医療者として、目の前の症状を治すことで病気の大問題は片付いたと、自然に思ってしまっていたのです。
目の前には病気があるのではなく、病を患った一人の人間がいます。
著者は、そんなことに思いもしなかった自分を恥じ入り、患者の夢や希望が叶うような治療方針を模索しながら、そこから「治療」を始めるのです。

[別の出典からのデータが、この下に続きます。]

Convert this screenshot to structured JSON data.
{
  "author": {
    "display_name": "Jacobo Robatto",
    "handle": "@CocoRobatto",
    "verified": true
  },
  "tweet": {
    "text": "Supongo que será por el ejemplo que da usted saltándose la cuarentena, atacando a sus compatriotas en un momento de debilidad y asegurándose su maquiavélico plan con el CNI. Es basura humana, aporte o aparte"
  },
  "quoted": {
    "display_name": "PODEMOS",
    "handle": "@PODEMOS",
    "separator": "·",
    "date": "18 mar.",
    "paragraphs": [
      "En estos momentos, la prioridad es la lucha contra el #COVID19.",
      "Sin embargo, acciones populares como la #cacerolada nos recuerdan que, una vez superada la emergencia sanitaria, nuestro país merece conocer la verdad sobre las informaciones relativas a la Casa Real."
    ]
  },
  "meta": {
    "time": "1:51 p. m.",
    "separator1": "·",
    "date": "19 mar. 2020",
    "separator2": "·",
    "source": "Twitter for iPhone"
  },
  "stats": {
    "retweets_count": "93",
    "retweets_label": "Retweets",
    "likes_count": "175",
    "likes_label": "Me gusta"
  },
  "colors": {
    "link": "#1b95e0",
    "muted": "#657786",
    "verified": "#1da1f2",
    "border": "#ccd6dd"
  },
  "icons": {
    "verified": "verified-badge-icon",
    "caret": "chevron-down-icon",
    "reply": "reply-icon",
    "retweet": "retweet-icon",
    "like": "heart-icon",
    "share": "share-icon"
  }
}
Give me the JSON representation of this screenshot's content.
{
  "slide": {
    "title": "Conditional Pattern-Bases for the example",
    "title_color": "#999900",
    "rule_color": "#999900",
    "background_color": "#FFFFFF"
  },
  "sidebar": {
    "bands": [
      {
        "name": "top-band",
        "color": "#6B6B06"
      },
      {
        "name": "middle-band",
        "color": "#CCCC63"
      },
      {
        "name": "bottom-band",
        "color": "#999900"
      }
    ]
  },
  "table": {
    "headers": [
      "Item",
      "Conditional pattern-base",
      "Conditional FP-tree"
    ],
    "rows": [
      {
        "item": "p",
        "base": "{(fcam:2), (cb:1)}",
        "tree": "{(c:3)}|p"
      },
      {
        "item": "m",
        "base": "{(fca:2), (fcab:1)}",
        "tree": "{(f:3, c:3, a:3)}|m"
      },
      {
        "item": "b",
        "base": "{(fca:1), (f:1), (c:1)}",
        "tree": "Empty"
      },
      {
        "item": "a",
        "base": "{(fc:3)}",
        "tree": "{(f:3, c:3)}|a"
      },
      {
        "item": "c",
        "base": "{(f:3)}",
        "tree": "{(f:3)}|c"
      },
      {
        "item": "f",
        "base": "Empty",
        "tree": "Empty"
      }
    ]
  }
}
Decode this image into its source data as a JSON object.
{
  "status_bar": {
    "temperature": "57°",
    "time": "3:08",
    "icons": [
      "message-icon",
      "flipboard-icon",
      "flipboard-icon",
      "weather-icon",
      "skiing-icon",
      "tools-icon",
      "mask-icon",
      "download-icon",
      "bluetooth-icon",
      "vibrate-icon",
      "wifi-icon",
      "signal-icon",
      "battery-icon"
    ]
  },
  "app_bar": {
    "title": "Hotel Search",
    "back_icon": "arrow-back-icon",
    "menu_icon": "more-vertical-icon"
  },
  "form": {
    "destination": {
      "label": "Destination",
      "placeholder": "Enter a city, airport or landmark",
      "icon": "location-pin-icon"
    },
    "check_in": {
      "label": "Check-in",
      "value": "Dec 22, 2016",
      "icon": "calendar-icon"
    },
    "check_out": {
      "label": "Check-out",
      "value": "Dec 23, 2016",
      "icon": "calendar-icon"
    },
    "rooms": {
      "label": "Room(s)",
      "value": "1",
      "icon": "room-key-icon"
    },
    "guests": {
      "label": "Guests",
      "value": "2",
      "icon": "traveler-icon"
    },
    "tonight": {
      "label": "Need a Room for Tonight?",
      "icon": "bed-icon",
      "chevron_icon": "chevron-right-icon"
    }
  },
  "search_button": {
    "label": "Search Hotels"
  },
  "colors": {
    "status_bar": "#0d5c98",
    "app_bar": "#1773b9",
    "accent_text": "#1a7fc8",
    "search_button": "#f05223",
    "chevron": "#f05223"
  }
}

また、早くから居宅療養に取り組み、精力的な活動を展開してゆきました。
老人や患者がちゃんと「生きる安堵」に繋がらない居宅は、単なる収容になっているに過ぎなく、居宅は生きているという喜びに直結されなくてはならないと説き続けてます。
(老人介護が叫ばれ、在宅システムがシステム化してゆく現在、この視点は重要ではないでしょうか。)

「子どもたちがみている死」(!)「笑いのない部屋」中毒症のこと、ターミナルケア、安楽死など、医療が抱える様々の問題が、たった1人の医師から日常の仕事の問題として提出されていることに驚いてしまいます。

「かえらない山かえらない川」では、らい病患者のことに触れていました。

・・・ひとつの感染症が、人を生れ故郷から連れ去った。
なつかしい山や川を見ながら親しい家族や隣人や友達と一緒に暮らすことを不可能にした。
こんな感染症をほかに知らない。
この感染症を解決するのは(中略)療養所で暮らす者と、療養所へ送った非らい者が、らい者の生きた悲しみを共有することからしかその解決は始まらない。